A compact pub in Essex, which holds 60 people, a stunning summerhouse and a giant teapot are among the front runners to win Shed of the Year 2014.
Almost 2,000 amateur 'sheddies' entered their creations into this year's competition, from the weird and wacky to the downright majestic. More than 20,000 members of the public then voted for their favourites in eight separate categories, with each winner going through to the grand final.
Patrick Lynch from Billericay in Essex, took two years to build 'Charlie Browns', with the shed able to hold 60 people, a pool table, two slot machines and a 50's juke box. It also comes with optics and pumps, cabinet fridge, cocktail barrel and a sound system.
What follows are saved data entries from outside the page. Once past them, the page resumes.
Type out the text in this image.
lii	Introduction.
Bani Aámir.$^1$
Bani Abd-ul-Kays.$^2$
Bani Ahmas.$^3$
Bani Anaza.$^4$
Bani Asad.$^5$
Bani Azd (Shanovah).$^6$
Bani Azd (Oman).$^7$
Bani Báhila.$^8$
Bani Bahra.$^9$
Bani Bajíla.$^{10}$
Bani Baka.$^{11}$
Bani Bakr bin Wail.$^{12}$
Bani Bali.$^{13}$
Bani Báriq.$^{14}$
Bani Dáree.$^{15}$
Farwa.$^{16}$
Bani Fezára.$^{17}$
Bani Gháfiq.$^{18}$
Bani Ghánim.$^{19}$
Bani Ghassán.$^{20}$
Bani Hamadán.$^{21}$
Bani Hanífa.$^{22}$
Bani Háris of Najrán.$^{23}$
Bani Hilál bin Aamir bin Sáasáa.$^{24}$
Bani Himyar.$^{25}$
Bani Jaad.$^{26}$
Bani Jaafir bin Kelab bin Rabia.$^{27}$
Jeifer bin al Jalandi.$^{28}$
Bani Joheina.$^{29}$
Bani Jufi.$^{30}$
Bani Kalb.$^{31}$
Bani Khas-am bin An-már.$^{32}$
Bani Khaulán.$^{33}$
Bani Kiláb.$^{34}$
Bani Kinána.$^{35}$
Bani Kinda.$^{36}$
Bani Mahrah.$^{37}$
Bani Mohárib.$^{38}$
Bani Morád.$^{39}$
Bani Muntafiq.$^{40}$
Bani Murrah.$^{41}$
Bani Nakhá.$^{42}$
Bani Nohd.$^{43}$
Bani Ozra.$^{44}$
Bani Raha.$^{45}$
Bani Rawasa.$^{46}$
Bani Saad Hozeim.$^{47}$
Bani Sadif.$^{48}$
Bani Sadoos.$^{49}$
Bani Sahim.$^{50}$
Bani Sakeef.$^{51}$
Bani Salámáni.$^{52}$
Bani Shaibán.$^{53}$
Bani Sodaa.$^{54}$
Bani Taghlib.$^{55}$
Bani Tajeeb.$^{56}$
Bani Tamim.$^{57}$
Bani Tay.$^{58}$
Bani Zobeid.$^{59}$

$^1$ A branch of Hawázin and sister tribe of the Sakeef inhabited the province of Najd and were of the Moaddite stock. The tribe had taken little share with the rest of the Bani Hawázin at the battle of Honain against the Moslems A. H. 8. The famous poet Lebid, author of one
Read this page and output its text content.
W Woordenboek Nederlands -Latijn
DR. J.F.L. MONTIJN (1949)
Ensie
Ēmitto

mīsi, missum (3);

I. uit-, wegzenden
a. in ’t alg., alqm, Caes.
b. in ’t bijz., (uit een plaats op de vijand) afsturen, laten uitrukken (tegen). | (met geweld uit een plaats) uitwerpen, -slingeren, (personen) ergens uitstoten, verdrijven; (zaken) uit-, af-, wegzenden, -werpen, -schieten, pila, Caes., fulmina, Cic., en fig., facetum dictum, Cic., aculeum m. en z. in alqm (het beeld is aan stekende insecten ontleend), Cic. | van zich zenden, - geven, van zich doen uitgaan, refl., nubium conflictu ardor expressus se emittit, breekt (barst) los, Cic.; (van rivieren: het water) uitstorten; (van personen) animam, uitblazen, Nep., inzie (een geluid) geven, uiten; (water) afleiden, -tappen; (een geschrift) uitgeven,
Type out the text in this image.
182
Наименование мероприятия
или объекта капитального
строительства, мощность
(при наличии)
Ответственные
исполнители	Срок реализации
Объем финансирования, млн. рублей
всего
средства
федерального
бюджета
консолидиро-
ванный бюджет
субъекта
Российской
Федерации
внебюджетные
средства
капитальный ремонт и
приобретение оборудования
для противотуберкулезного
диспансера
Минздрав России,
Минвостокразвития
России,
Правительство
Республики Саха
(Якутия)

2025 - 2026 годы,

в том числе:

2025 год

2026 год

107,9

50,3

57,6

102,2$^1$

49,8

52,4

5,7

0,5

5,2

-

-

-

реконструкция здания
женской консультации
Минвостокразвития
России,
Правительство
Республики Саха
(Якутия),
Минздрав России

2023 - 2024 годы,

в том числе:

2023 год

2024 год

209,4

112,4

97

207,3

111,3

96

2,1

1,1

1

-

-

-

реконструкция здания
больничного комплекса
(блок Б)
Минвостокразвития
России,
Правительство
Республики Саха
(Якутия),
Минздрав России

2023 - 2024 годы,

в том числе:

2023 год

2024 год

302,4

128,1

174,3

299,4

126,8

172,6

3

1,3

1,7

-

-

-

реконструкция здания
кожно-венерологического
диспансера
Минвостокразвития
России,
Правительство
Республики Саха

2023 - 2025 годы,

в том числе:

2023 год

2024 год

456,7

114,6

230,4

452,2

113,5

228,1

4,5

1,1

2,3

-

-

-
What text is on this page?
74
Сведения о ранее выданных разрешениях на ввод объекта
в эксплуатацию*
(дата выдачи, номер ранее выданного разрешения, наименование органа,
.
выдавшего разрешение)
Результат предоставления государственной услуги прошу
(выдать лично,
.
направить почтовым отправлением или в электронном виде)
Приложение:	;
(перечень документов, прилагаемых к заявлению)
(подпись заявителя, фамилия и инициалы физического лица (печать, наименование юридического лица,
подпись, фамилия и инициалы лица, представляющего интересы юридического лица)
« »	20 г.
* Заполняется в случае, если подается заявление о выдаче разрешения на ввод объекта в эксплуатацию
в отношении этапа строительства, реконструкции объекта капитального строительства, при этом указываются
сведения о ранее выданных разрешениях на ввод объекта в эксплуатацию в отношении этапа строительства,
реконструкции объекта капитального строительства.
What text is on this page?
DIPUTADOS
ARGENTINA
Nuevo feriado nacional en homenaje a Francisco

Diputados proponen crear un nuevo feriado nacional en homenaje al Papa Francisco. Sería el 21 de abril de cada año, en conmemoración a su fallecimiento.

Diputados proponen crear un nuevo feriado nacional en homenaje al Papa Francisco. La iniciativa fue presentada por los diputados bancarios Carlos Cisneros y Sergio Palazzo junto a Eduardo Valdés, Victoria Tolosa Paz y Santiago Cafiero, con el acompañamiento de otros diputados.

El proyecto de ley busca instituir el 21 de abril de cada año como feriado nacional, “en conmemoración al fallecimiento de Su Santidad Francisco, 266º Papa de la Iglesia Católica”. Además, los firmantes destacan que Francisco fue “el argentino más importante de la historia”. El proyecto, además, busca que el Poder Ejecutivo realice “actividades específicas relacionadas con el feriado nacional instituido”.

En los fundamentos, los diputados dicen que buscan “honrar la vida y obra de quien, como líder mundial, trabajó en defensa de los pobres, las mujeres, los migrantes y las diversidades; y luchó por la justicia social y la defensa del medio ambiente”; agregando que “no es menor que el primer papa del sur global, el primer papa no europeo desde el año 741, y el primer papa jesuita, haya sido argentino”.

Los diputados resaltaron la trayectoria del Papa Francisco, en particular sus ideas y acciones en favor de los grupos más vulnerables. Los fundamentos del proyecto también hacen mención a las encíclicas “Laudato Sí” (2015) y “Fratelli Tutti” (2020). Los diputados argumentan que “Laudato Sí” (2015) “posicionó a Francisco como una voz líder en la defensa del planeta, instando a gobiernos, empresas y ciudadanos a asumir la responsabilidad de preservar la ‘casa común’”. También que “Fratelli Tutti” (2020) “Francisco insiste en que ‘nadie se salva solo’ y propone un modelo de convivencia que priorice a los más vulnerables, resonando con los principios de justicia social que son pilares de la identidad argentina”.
Patrick faces competition from a replica of the tea pot, built by Ian Hunter, 59, from Melrose in Scotland. It's constructed entirely from reclaimed materials.
The bottom half of the shed is used for drying timber, while the upper level is accessed through steps in the teapot handle. The lid of the teapot also opens and shut using an old hand drill.
Darren Stride, from Great Yarmouth, has entered his Blitz Street Museum which transports visitors back to the 1940s. It has a life size display made up of five different sheds, all depicting scenes from WWII.
Fife resident Peter McLaren has built the 'Pool Hoose' entirely from recycled materials such as telegraph poles, scaffolding battens, roofing tin and glass.
While it serves as a studio, it is named so because it links the view between two pools, and is furnished for passing cyclists.
Here are some of the other finalists for 2014
Each shed will now be judged by Channel 4 presenter George Clarke, Shed of the Year founder Uncle Wilco, last year's winner Alex Holland, craftsman William Hardie, architect Laura Clark and industrial designer Max McMurdo.